Bruce Schultz | 11/9/2018 7:49:18 PM
(11/09/18) ALEXANDRIA, La. — Louisiana’s 2018 cotton crop is being harvested with mixed reactions.
“A lot of people were happy; a lot of people were sad,” said LSU AgCenter cotton specialist Dan Fromme.
Northwest Louisiana was hit with drought during the growing season, while the northeast corner had good rainfall. Central Louisiana had areas of drought and adequate rainfall, so yields varied there. About half of Louisiana’s cotton crop is irrigated, he said, so those fields are not as dependent on rainfall.
This year’s Louisiana acreage totaled 189,000, compared to 212,000 acres in 2017.
Normally all of the cotton would have been harvested by now, but 5 to 10 percent of the crop remains in the field as farmers wait for drier conditions, Fromme said.
Last year’s statewide yield averaged 926 pounds of lint per acre. Fromme estimated this year’s yield is higher, probably 1,050 to 1,100 pounds per acre.
“It’s going to be the best crop the state has had since 2014,” Fromme said. “It could have been a lot better if we’d gotten timely rainfall.”
If the state’s cotton acreage increases, it won’t be much. “I don’t see cotton making a big jump because we don’t have the infrastructure,” he said.
He explained that the number of cotton gins to process the crop has dropped to 16 to 18, and gin capacity will limit any acreage increases.
AgCenter economist Mike Deliberto said the current November price is 74 cents a pound, and the U.S. Department of Agriculture anticipates a price of 71 to 77 cents for 2019. Last year, prices averaged 69 cents per pound.
Some farmers have been concerned that wet conditions at harvest are affecting quality, which can result in a discounted price buyers are paying, Deliberto said.
Trade tensions, particularly with China, have reduced USDA projection for U.S. cotton exports from 16 million bales to a revised projection of 15 million bales this year.
About 80 percent of American cotton is exported, and countries such as Vietnam and Turkey are customers. But Deliberto said China will have to buy more U.S. cotton.
“I think there’s some optimism.
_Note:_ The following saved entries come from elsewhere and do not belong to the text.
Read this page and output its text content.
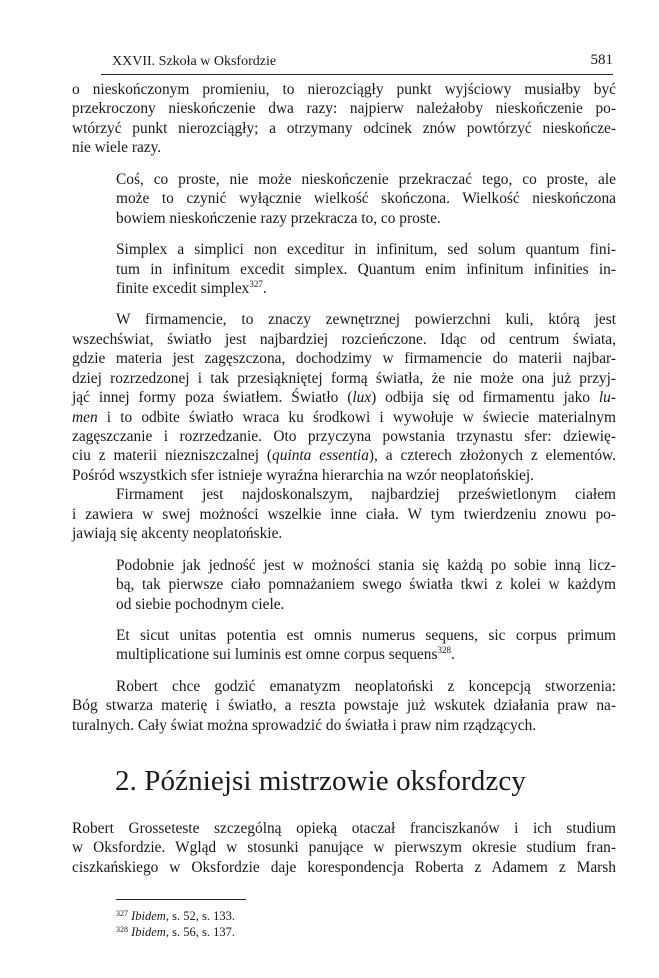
XXVII. Szkoła w Oksfordzie	581
o nieskończonym promieniu, to nierozciągły punkt wyjściowy musiałby być
przekroczony nieskończenie dwa razy: najpierw należałoby nieskończenie po-
wtórzyć punkt nierozciągły; a otrzymany odcinek znów powtórzyć nieskończe-
nie wiele razy.
Coś, co proste, nie może nieskończenie przekraczać tego, co proste, ale
może to czynić wyłącznie wielkość skończona. Wielkość nieskończona
bowiem nieskończenie razy przekracza to, co proste.
Simplex a simplici non exceditur in infinitum, sed solum quantum fini-
tum in infinitum excedit simplex. Quantum enim infinitum infinities in-
finite excedit simplex$^{327}$.
W firmamencie, to znaczy zewnętrznej powierzchni kuli, którą jest
wszechświat, światło jest najbardziej rozcieńczone. Idąc od centrum świata,
gdzie materia jest zagęszczona, dochodzimy w firmamencie do materii najbar-
dziej rozrzedzonej i tak przesiąkniętej formą światła, że nie może ona już przyj-
jąć innej formy poza światłem. Światło (lux) odbija się od firmamentu jako lu-
men i to odbite światło wraca ku środkowi i wywołuje w świecie materialnym
zagęszczanie i rozrzedzanie. Oto przyczyna powstania trzynastu sfer: dziewię-
ciu z materii niezniszczalnej (quinta essentia), a czterech złożonych z elementów.
Pośród wszystkich sfer istnieje wyraźna hierarchia na wzór neoplatońskiej.
Firmament jest najdoskonalszym, najbardziej prześwietlonym ciałem
i zawiera w swej możności wszelkie inne ciała. W tym twierdzeniu znowu po-
jawiają się akcenty neoplatońskie.
Podobnie jak jedność jest w możności stania się każdą po sobie inną licz-
bą, tak pierwsze ciało pomnażaniem swego światła tkwi z kolei w każdym
od siebie pochodnym ciele.
Et sicut unitas potentia est omnis numerus sequens, sic corpus primum
multiplicatione sui luminis est omne corpus sequens$^{328}$.
Robert chce godzić emanatyzm neoplatoński z koncepcją stworzenia:
Bóg stwarza materię i światło, a reszta powstaje już wskutek działania praw na-
turalnych. Cały świat można sprowadzić do światła i praw nim rządzących.
2. Późniejsi mistrzowie oksfordzcy
Robert Grosseteste szczególną opieką otaczał franciszkanów i ich studium
w Oksfordzie. Wgląd w stosunki panujące w pierwszym okresie studium fran-
ciszkańskiego w Oksfordzie daje korespondencja Roberta z Adamem z Marsh
$^{327}$ Ibidem, s. 52, s. 133.
$^{328}$ Ibidem, s. 56, s. 137.
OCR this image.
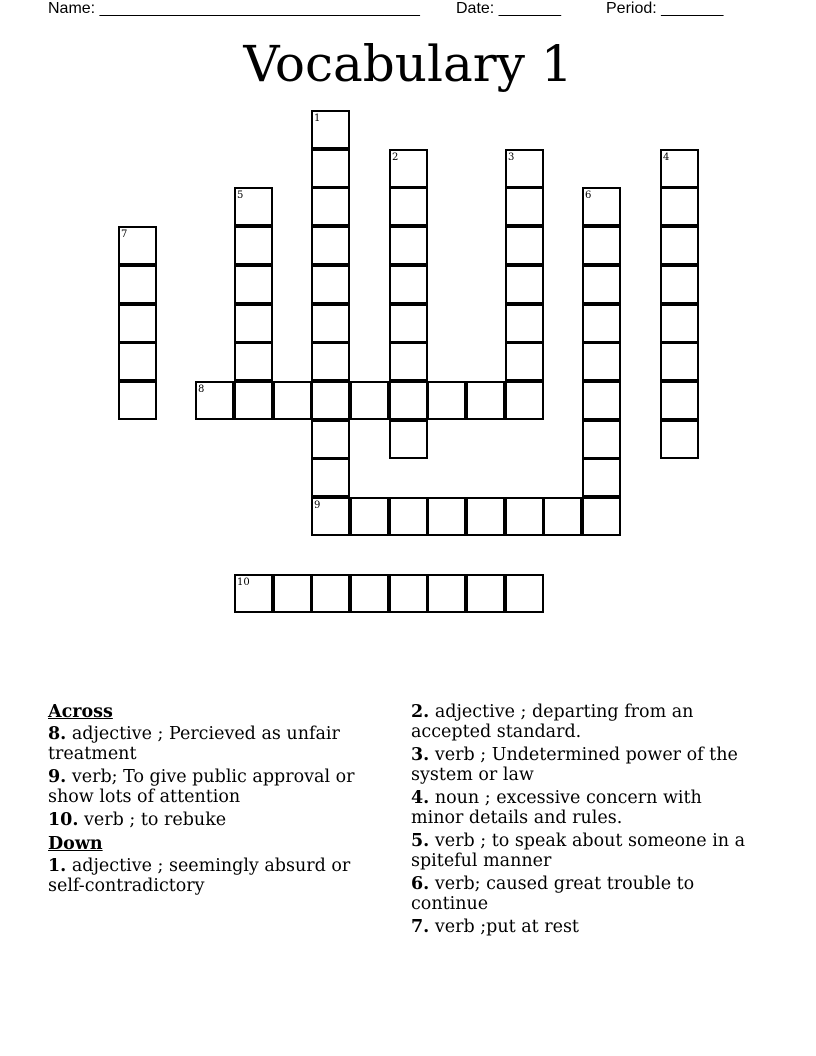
Name: ____________________________________ Date: _______	Period: _______
Vocabulary 1
1
9
2	3	4
5	6
7
8
10
Across
8. adjective ; Percieved as unfair treatment
9. verb; To give public approval or show lots of attention
10. verb ; to rebuke
Down
1. adjective ; seemingly absurd or self-contradictory
2. adjective ; departing from an accepted standard.
3. verb ; Undetermined power of the system or law
4. noun ; excessive concern with minor details and rules.
5. verb ; to speak about someone in a spiteful manner
6. verb; caused great trouble to continue
7. verb ;put at rest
We’re their largest supplier of high-quality cotton,” he said.
Offsetting the export decline is a production decrease caused by hurricanes that hit the southeastern states, reducing the crop from the original estimate of 19.7 million bales to the revised estimate of 18.4 million bales, Deliberto said.
Louisiana cotton acreage could increase if prices hold, but he agreed that a cotton acreage increase would depend on gin capacity.
“Gins are pretty much at capacity now,” Deliberto said. And farmers who haven’t grown cotton in recent years are reluctant to buy the expensive, specialized equipment needed for that commodity.